Throughout the film, viewers are subjected to quite a few bad puns: urban beekeeping “creates a buzz”; beekeepers are “equally stung” by their love of bees; Dee Lusby is described as the “queen bee” of the organic beekeeping movement.
Most unforgivable, however, is that the script by Langworthy, Henein and James Erskine forces Page to break the fourth wall in the film’s final chapter with a direct call to action. “There are practical solutions you and I can do every day to save bees,” Page reads. The solutions posed are not without merit, e.g., shopping at a farmers’ market is described as providing “both a fun outing and delicious, healthy food,” but suddenly the film has stopped telling a story and starts to feel like advertising. Putting a marketing-style call to action in the voice of an ostensibly impartial narrator breaks a vital rule and risks undermining trust in the filmmaker.

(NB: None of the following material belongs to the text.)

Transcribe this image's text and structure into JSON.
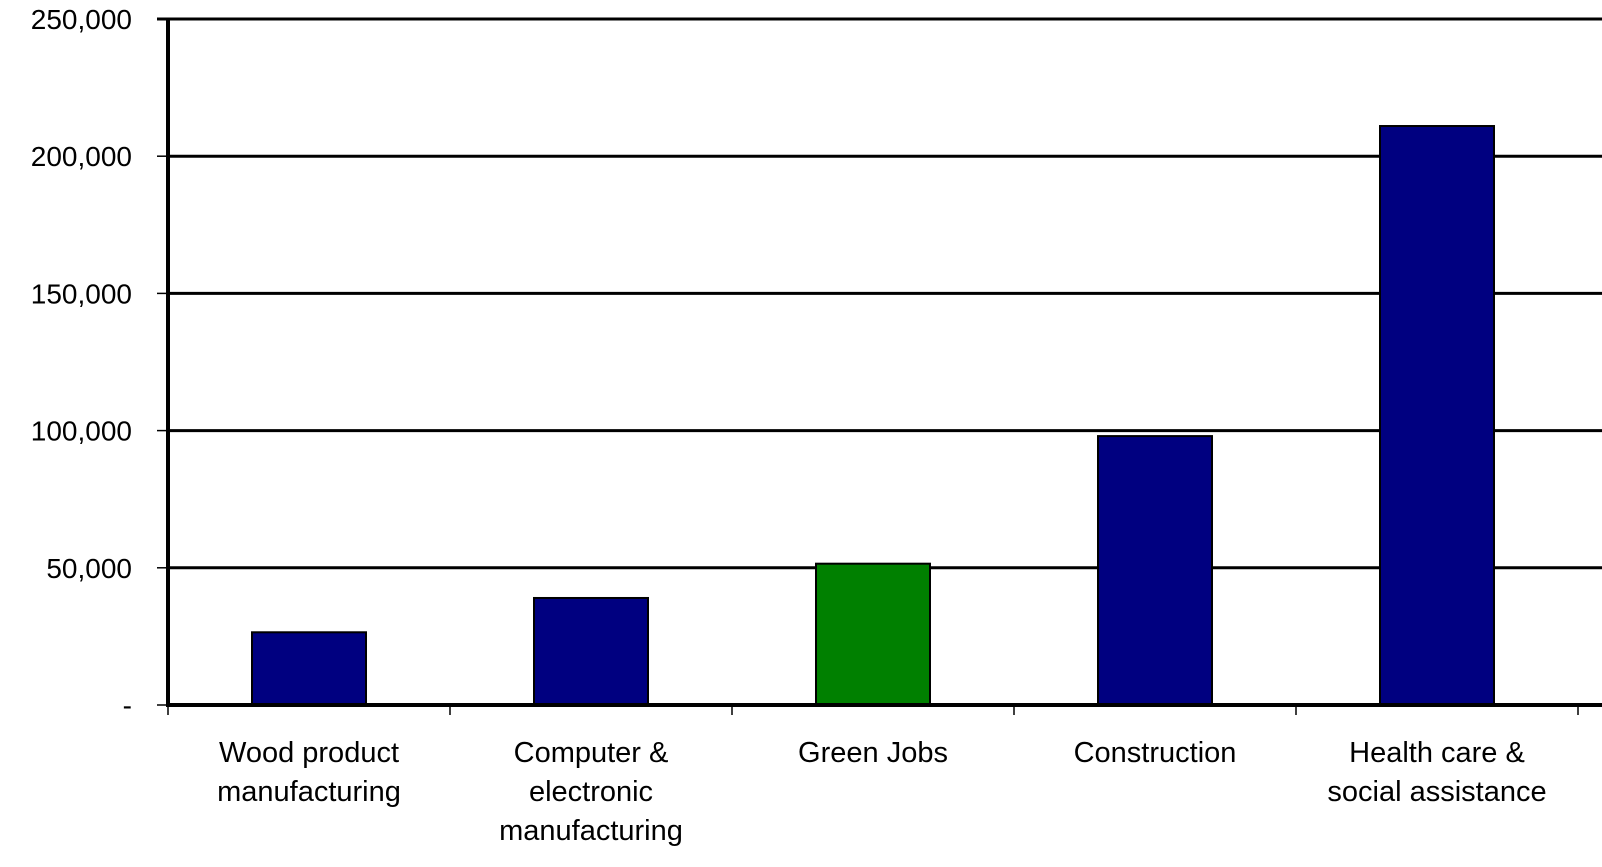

That’s not to say a filmmaker can’t inspire an audience to do something about an issue; it’s just there are subtler, classier ways to do it. Canadian director Gregory Greene—in his post-petroleum documentary, The End of Suburbia—assembles an outtro sequence where his interviewees describe the actions they’re taking. And although Robert Kenner’s Food Inc ends with calls to action, they appear as non-voiced-over titles after the fade-out from the film’s main content. In each case, the filmmaker has taken himself out of the way.
Ultimately, Vanishing of the Bees is simply too long, too verbose, too haphazard and contains too many voices. A weakness of any essay film is that it often speaks to an audience already attuned to its position. Presenting a long, multifaceted, bludgeoning work is not a very effective way to reach those who may not be aware of the topic but could become interested.
To put it another way: You can catch more flies with honey than with vinegar.